Convert storage units between binary (KiB, MiB, GiB) and decimal (KB, MB, GB) systems. Free online data size converter.
Storage sizes are confusing because two competing standards exist. Binary units (KiB, MiB, GiB) use base 1024 — common in operating systems and memory specs. Decimal units (KB, MB, GB) use base 1000 — common in hard drive marketing and network bandwidth.
This converter lets you explicitly choose which system you are working in, then convert between any supported units. The exact value is always shown alongside a sensibly rounded result.
Understanding the binary vs decimal distinction prevents costly mistakes — a "1 TB" drive shows ~931 GiB in your OS because 1 terabyte (decimal) equals roughly 0.909 tebibytes (binary).

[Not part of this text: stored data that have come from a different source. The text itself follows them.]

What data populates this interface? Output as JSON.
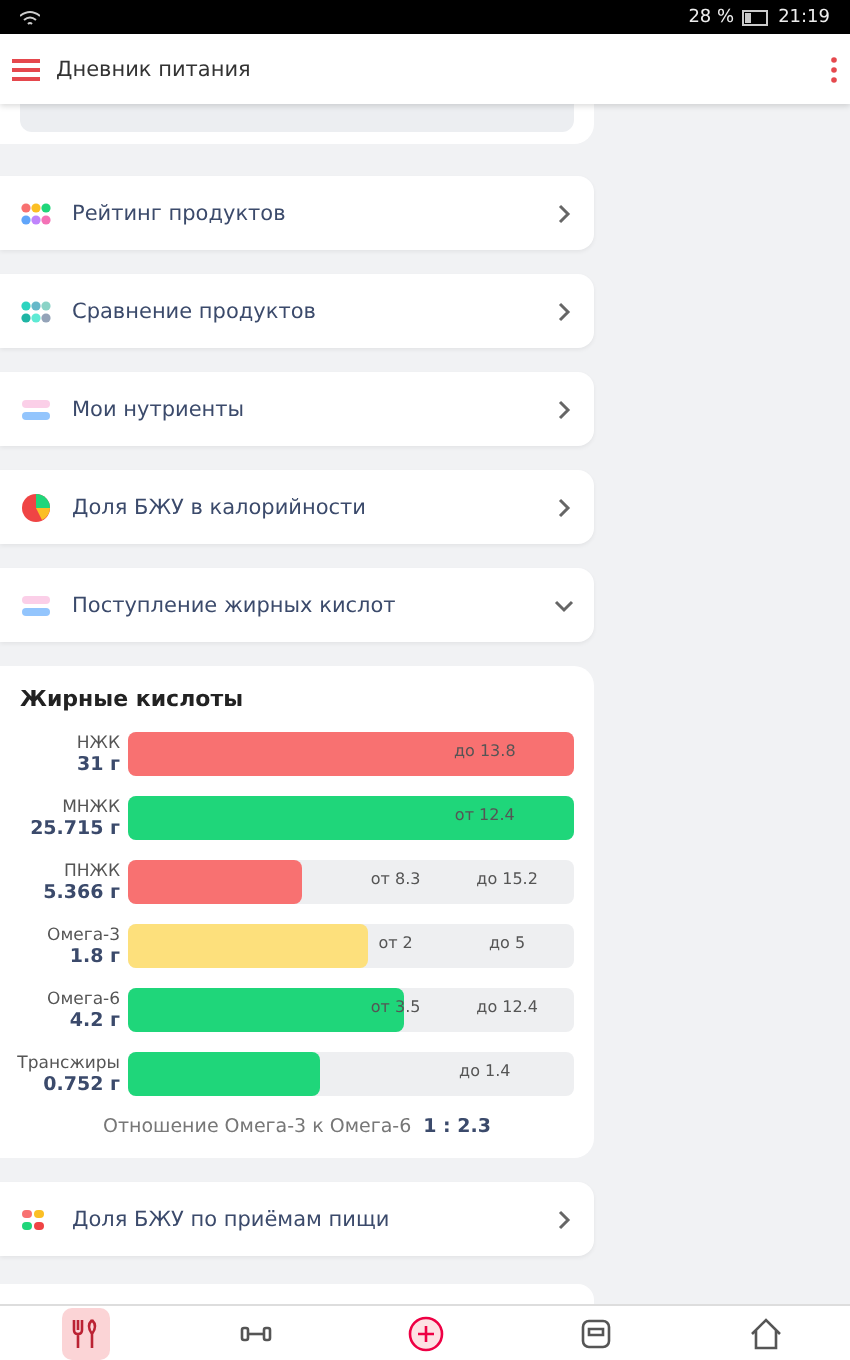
{
  "status_bar": {
    "battery": "28 %",
    "time": "21:19"
  },
  "app_bar": {
    "title": "Дневник питания"
  },
  "menu_items": [
    {
      "label": "Рейтинг продуктов",
      "expanded": false
    },
    {
      "label": "Сравнение продуктов",
      "expanded": false
    },
    {
      "label": "Мои нутриенты",
      "expanded": false
    },
    {
      "label": "Доля БЖУ в калорийности",
      "expanded": false
    },
    {
      "label": "Поступление жирных кислот",
      "expanded": true
    }
  ],
  "fat_card": {
    "title": "Жирные кислоты",
    "rows": [
      {
        "name": "НЖК",
        "amount": "31 г",
        "level": 1,
        "color": "#f87171",
        "marks": [
          "до 13.8"
        ]
      },
      {
        "name": "МНЖК",
        "amount": "25.715 г",
        "level": 1,
        "color": "#1fd67a",
        "marks": [
          "от 12.4"
        ]
      },
      {
        "name": "ПНЖК",
        "amount": "5.366 г",
        "level": 0.39,
        "color": "#f87171",
        "marks": [
          "от 8.3",
          "до 15.2"
        ]
      },
      {
        "name": "Омега-3",
        "amount": "1.8 г",
        "level": 0.54,
        "color": "#fde07c",
        "marks": [
          "от 2",
          "до 5"
        ]
      },
      {
        "name": "Омега-6",
        "amount": "4.2 г",
        "level": 0.62,
        "color": "#1fd67a",
        "marks": [
          "от 3.5",
          "до 12.4"
        ]
      },
      {
        "name": "Трансжиры",
        "amount": "0.752 г",
        "level": 0.43,
        "color": "#1fd67a",
        "marks": [
          "до 1.4"
        ]
      }
    ],
    "ratio_label": "Отношение Омега-3 к Омега-6",
    "ratio_value": "1 : 2.3"
  },
  "after_items": [
    {
      "label": "Доля БЖУ по приёмам пищи",
      "expanded": false
    }
  ],
  "bottom_nav": [
    {
      "kind": "food",
      "selected": true
    },
    {
      "kind": "workout",
      "selected": false
    },
    {
      "kind": "add",
      "selected": false
    },
    {
      "kind": "scale",
      "selected": false
    },
    {
      "kind": "home",
      "selected": false
    }
  ]
}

All calculations use JavaScript floating-point arithmetic and run entirely in your browser.
KB (kilobyte) is decimal: 1 KB = 1,000 bytes. KiB (kibibyte) is binary: 1 KiB = 1,024 bytes. The IEC introduced binary prefixes (KiB, MiB, GiB) to eliminate ambiguity.
Use binary (KiB/MiB/GiB) for RAM, file systems, and most OS-reported sizes. Use decimal (KB/MB/GB) for hard drive labels, network speeds, and SI-standard contexts.
Binary: B, KiB, MiB, GiB, TiB. Decimal: B, KB, MB, GB, TB. Case is flexible for most units.
In decimal, 1000 GB = 1 TB exactly. In binary, 1 TB (decimal) ≈ 931 GiB because 1000³ / 1024³ ≈ 0.931.
Results show a sensibly rounded primary value plus the full exact conversion on a secondary line for precision.
Pick the system that matches your input units. To cross systems, convert to bytes first by choosing the correct system, then convert again with the other system.